Uno studio condotto in Cina rivela che la rabbia si diffonde in rete molto più velocemente di altri sentimenti come la gioia o la tristezza.

Cina


Rabbia in rete

Le reti sociali – da Facebook a Twitter – sono tra le destinazioni online preferite in tutti gli angoli del Pianeta. Facebook, ad esempio, ha una penetrazione del 71,33% fra gli utenti che accedono alla rete; Twitter conta oltre 200 milioni di utenti attivi al mese e il suo omologo cinese, Weibo, ha attratto più di 500 milioni di utenti in meno di 4 anni.

Ma in che modo queste piazze virtuali, in cui confluisce la gran parte delle nostre vite, hanno modificato le nostre abitudini e il nostro modo di pensare, se non di essere?

Di sicuro, ci dice uno studio condotto in Cina e ripreso dalla MIT Technology Review, internet ci sta rendendo tutti un po’ più ‘arrabbiati’.
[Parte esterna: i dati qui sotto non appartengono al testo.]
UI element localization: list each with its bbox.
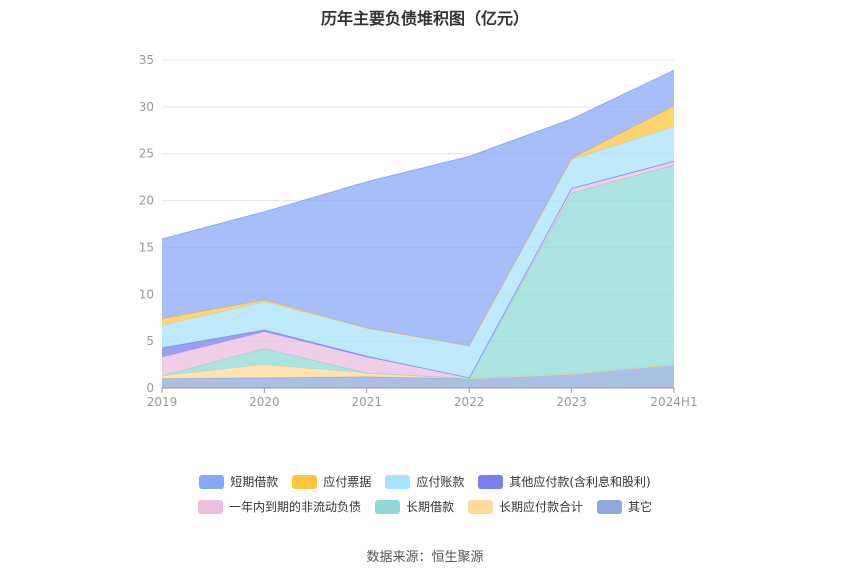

“Connessi da legami sociali online, gli utenti si influenzano emotivamente a vicenda, ma la diffusione di sentimenti di rabbia è significativamente più alta di altri sentimenti ‘positivi’ come la gioia”, indica Rui Fan della Beihan University, a capo del team che ha condotto la ricerca.

 

Lo studio, basato su circa 70 milioni di post su Weibo pubblicati in sei mesi da oltre 200mila persone, ha monitorato la diffusione sul social network di 4 sentimenti – gioia, tristezza, rabbia e disgusto – rilevando come i sentimenti di rabbia si diffondano in rete molto più rapidamente e ampiamente degli altri.

Secondo la ricerca, infatti, i post ‘arrabbiati’ hanno molte più probabilità di essere ritwittati dagli amici o di ricevere risposte altrettanto ‘arrabbiate’, “fino a tre gradi di collegamento dall’utente che ha postato il messaggio” sottolineano i ricercatori.

Così non accade, invece, con i messaggi allegri o attraverso cui si esprime disgusto o tristezza.

Inutile dire, poi, che gli utenti con il maggior numero di contatti – follower, amici, come li vogliamo chiamare – tendono a influenzare di più i loro vicini.

 

E non si tratta certo di un problema prettamente cinese: anche un altro studio, condotto negli Usa dal Pew Research Center è giunto alla conclusione che  twittare rende le persone generalmente più ‘negative’.

 

Tra le soluzioni più spesso proposte alla diffusione dei commenti rabbiosi, c’è quella di porre fine all’anonimato, ma nessuno effettivamente sa se costringere i commentatori seriali a rivelare il loro nome apporterà un po’ di civiltà nelle reti sociali o nel modo in cui ciascuno di noi si rapporta alle nuove tecnologie. Pensiamoci un attimo: quanta civiltà c’è in chi controlla ossessivamente la posta a tavola o in chi trascorre tutto il viaggio in treno conversando ad alta voce al cellulare?

Più logico sarebbe invece, sottolinea il New York Times Magazine, educare fin dalla più tenera età allo sviluppo dell’intelligenza emotiva, ossia di tutte quelle abilità astratte che aiutano le persone a rapportarsi agli altri senza ricorrere al conflitto. Solo così anche internet sarebbe un posto “più gentile ed empatico”.